Another house by the Sammut family is a beautiful house of character in Naxxar that was first used as a school and later as a police station. It seems this house lost its balcony when it was a police station.

Another sketched house was the one that belonged to Vincenzo Borg ‘Brared’ with its enormous garden, which was curtailed to create the square in front of the church.

Another sketch shows Xemxija Bay in St Paul’s Bay. The sketch shows that this bay had two entrenchements at either end – one is a restaurant today while the other, which belonged to Antonio Muscat Fenech, was removed to create the street.

Yet another sketch of what we today call Palazzo Falson in Mdina, then called the Casa dei Castelletti, shows a part that does not form part of the house today.

A member of the Sammut family of architects acted as consultant to the Mosta parish when the Mosta church was being built by Georges Grognet, who was not an architect.

Lastly, we come to the Zammit family, Mr Zammit’s own family, which originated in Luqa, the village of builders.

One of the early sketches is that of an Anglican church that a British colonel wanted to build on top of East Street so that it would tower over all those who entered Valletta through the Porta Marina (later Victoria Gate). However, this colonel’s ambitions were bigger than his funds and nothing came of the idea.

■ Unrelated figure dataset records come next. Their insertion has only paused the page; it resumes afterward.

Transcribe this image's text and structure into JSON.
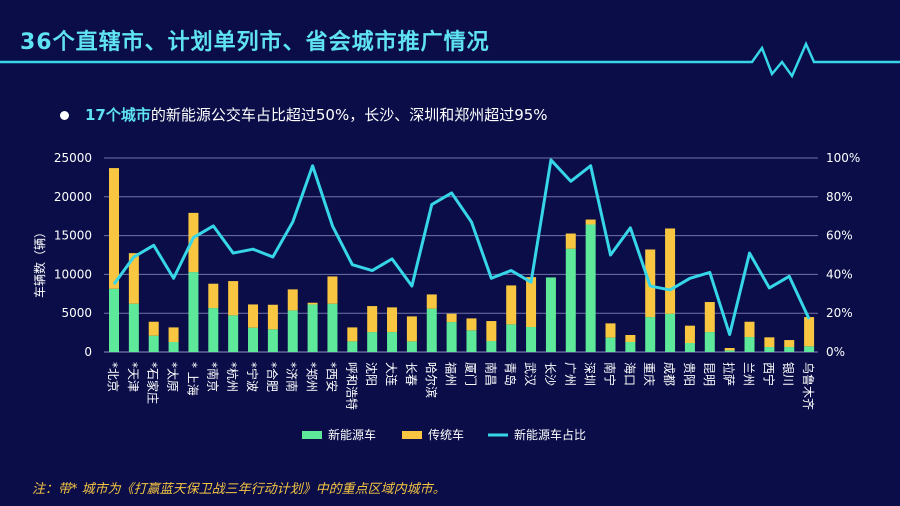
{
  "title": "36个直辖市、计划单列市、省会城市推广情况",
  "bullet": {
    "highlight": "17个城市",
    "text": "的新能源公交车占比超过50%，长沙、深圳和郑州超过95%"
  },
  "note": "注：带* 城市为《打赢蓝天保卫战三年行动计划》中的重点区域内城市。",
  "colors": {
    "background": "#0a0d48",
    "accent": "#5fe3f2",
    "new_energy": "#5ee89a",
    "traditional": "#f8c640",
    "ratio_line": "#36d6e8"
  },
  "chart_data": {
    "type": "bar",
    "stacked": true,
    "ylabel": "车辆数（辆）",
    "ylim": [
      0,
      25000
    ],
    "yticks": [
      "0",
      "5000",
      "10000",
      "15000",
      "20000",
      "25000"
    ],
    "y2lim": [
      0,
      100
    ],
    "y2ticks": [
      "0%",
      "20%",
      "40%",
      "60%",
      "80%",
      "100%"
    ],
    "grid": true,
    "legend_position": "bottom",
    "categories": [
      "*北京",
      "*天津",
      "*石家庄",
      "*太原",
      "* 上海",
      "*南京",
      "*杭州",
      "*宁波",
      "*合肥",
      "*济南",
      "*郑州",
      "*西安",
      "呼和浩特",
      "沈阳",
      "大连",
      "长春",
      "哈尔滨",
      "福州",
      "厦门",
      "南昌",
      "青岛",
      "武汉",
      "长沙",
      "广州",
      "深圳",
      "南宁",
      "海口",
      "重庆",
      "成都",
      "贵阳",
      "昆明",
      "拉萨",
      "兰州",
      "西宁",
      "银川",
      "乌鲁木齐"
    ],
    "series": [
      {
        "name": "新能源车",
        "type": "bar",
        "values": [
          8150,
          6220,
          2100,
          1290,
          10300,
          5660,
          4720,
          3130,
          2920,
          5360,
          6130,
          6220,
          1370,
          2570,
          2570,
          1370,
          5580,
          3860,
          2790,
          1420,
          3560,
          3220,
          9610,
          13300,
          16430,
          1850,
          1290,
          4500,
          4930,
          1160,
          2570,
          200,
          1930,
          640,
          640,
          730
        ]
      },
      {
        "name": "传统车",
        "type": "bar",
        "values": [
          15550,
          6520,
          1800,
          1880,
          7630,
          3140,
          4420,
          3000,
          3170,
          2710,
          220,
          3520,
          1800,
          3350,
          3180,
          3220,
          1840,
          1070,
          1540,
          2570,
          5020,
          6430,
          0,
          1970,
          640,
          1840,
          900,
          8710,
          10990,
          2230,
          3870,
          315,
          1970,
          1250,
          900,
          3770
        ]
      },
      {
        "name": "新能源车占比",
        "type": "line",
        "axis": "right",
        "values": [
          35,
          49,
          55,
          38,
          59,
          65,
          51,
          53,
          49,
          67,
          96,
          65,
          45,
          42,
          48,
          34,
          76,
          82,
          67,
          38,
          42,
          36,
          99,
          88,
          96,
          50,
          64,
          34,
          32,
          38,
          41,
          9,
          51,
          33,
          39,
          17
        ]
      }
    ]
  }
}
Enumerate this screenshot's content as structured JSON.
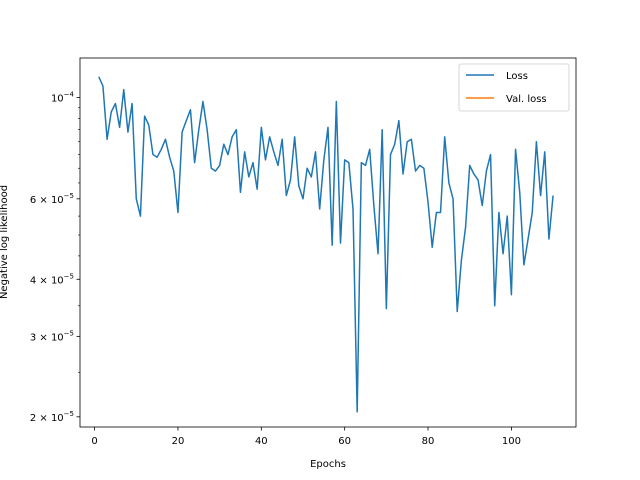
{
  "chart_data": {
    "type": "line",
    "title": "",
    "xlabel": "Epochs",
    "ylabel": "Negative log likelihood",
    "yscale": "log",
    "xlim": [
      -3.5,
      115.5
    ],
    "ylim": [
      1.9e-05,
      0.000122
    ],
    "xticks": [
      0,
      20,
      40,
      60,
      80,
      100
    ],
    "xtick_labels": [
      "0",
      "20",
      "40",
      "60",
      "80",
      "100"
    ],
    "yticks": [
      0.0001,
      6e-05,
      4e-05,
      3e-05,
      2e-05
    ],
    "ytick_labels": [
      {
        "base": "10",
        "exp": "−4"
      },
      {
        "base": "6 × 10",
        "exp": "−5"
      },
      {
        "base": "4 × 10",
        "exp": "−5"
      },
      {
        "base": "3 × 10",
        "exp": "−5"
      },
      {
        "base": "2 × 10",
        "exp": "−5"
      }
    ],
    "minor_yticks": [
      2.5e-05,
      3.5e-05,
      4.5e-05,
      5e-05,
      5.5e-05,
      6.5e-05,
      7e-05,
      7.5e-05,
      8e-05,
      8.5e-05,
      9e-05,
      9.5e-05
    ],
    "grid": false,
    "legend_position": "top-right",
    "series": [
      {
        "name": "Loss",
        "color": "#1f77b4",
        "x": [
          1,
          2,
          3,
          4,
          5,
          6,
          7,
          8,
          9,
          10,
          11,
          12,
          13,
          14,
          15,
          16,
          17,
          18,
          19,
          20,
          21,
          22,
          23,
          24,
          25,
          26,
          27,
          28,
          29,
          30,
          31,
          32,
          33,
          34,
          35,
          36,
          37,
          38,
          39,
          40,
          41,
          42,
          43,
          44,
          45,
          46,
          47,
          48,
          49,
          50,
          51,
          52,
          53,
          54,
          55,
          56,
          57,
          58,
          59,
          60,
          61,
          62,
          63,
          64,
          65,
          66,
          67,
          68,
          69,
          70,
          71,
          72,
          73,
          74,
          75,
          76,
          77,
          78,
          79,
          80,
          81,
          82,
          83,
          84,
          85,
          86,
          87,
          88,
          89,
          90,
          91,
          92,
          93,
          94,
          95,
          96,
          97,
          98,
          99,
          100,
          101,
          102,
          103,
          104,
          105,
          106,
          107,
          108,
          109,
          110
        ],
        "y": [
          0.000111,
          0.000106,
          8.1e-05,
          9.3e-05,
          9.7e-05,
          8.6e-05,
          0.000104,
          8.4e-05,
          9.7e-05,
          6e-05,
          5.5e-05,
          9.1e-05,
          8.7e-05,
          7.5e-05,
          7.4e-05,
          7.7e-05,
          8.1e-05,
          7.4e-05,
          6.9e-05,
          5.6e-05,
          8.4e-05,
          8.9e-05,
          9.4e-05,
          7.2e-05,
          8.5e-05,
          9.8e-05,
          8.5e-05,
          7e-05,
          6.9e-05,
          7.1e-05,
          7.9e-05,
          7.5e-05,
          8.2e-05,
          8.5e-05,
          6.2e-05,
          7.6e-05,
          6.7e-05,
          7.2e-05,
          6.3e-05,
          8.6e-05,
          7.3e-05,
          8.2e-05,
          7.6e-05,
          7.1e-05,
          8.1e-05,
          6.1e-05,
          6.6e-05,
          8.2e-05,
          6.4e-05,
          6e-05,
          7e-05,
          6.7e-05,
          7.6e-05,
          5.7e-05,
          7.3e-05,
          8.6e-05,
          4.75e-05,
          9.8e-05,
          4.8e-05,
          7.3e-05,
          7.2e-05,
          5.7e-05,
          2.05e-05,
          7.2e-05,
          7.1e-05,
          7.7e-05,
          5.8e-05,
          4.55e-05,
          8.5e-05,
          3.45e-05,
          7.5e-05,
          7.9e-05,
          8.9e-05,
          6.8e-05,
          8e-05,
          8.1e-05,
          6.9e-05,
          7.1e-05,
          7e-05,
          5.9e-05,
          4.7e-05,
          5.6e-05,
          5.6e-05,
          8.2e-05,
          6.5e-05,
          6e-05,
          3.4e-05,
          4.4e-05,
          5.2e-05,
          7.1e-05,
          6.8e-05,
          6.6e-05,
          5.8e-05,
          6.9e-05,
          7.5e-05,
          3.5e-05,
          5.6e-05,
          4.55e-05,
          5.5e-05,
          3.7e-05,
          7.7e-05,
          6.2e-05,
          4.3e-05,
          4.9e-05,
          5.6e-05,
          8e-05,
          6.1e-05,
          7.6e-05,
          4.9e-05,
          6.1e-05
        ]
      },
      {
        "name": "Val. loss",
        "color": "#ff7f0e",
        "x": [],
        "y": []
      }
    ]
  }
}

There is also a sketch of the Cotoner family home on the corner between St Christopher Street and Strait Street, with no less than 10 doors on the latter street, doors that later became bars.

A Zammit architect built the tomb of Bishop Francesco Xaverio Caruana in the Mdina Cathedral in record time. It was a rushed job, which was kept going night and day (and the nights were particularly cold) but then the bishop conveniently died just as the work was finished.

The Sliema Piazzetta (now unfortunately just a shell) is also by Francesco Sammut. The sketches also include a drawing of what used to be the Grand Hotel, today the Casino Maltese.

It was in Francesco Sammut’s time that calculations switched from the Maltese scud and tarì to the British pound and from the Maltese qasba to the British foot.

It was also a Zammit who drew up the cabreo (collection of drawings, maps, buildings and views accompanied by a corresponding descriptive text bound together in one volume) of the Massa Vescovile, the entire 600 hectares of land belonging to the bishop. The cover of this cabreo is on the jacket of Mr Zammit’s book.

The last part of Mr Zammit’s lecture showed many houses of character in Sliema, from the Villa Betharram in High Street, in the Palladian style, built for Alfonso Maria Galea in 1835, which cost £662, to Villa Fontgalland in Rabat and houses of the influential Mattei family in Victoria Avenue, now named Gorg Borg Olivier street in honour of Prime Minister George Borg Olivier who lived in one of these houses that belonged to his wife’s family, the Matteis.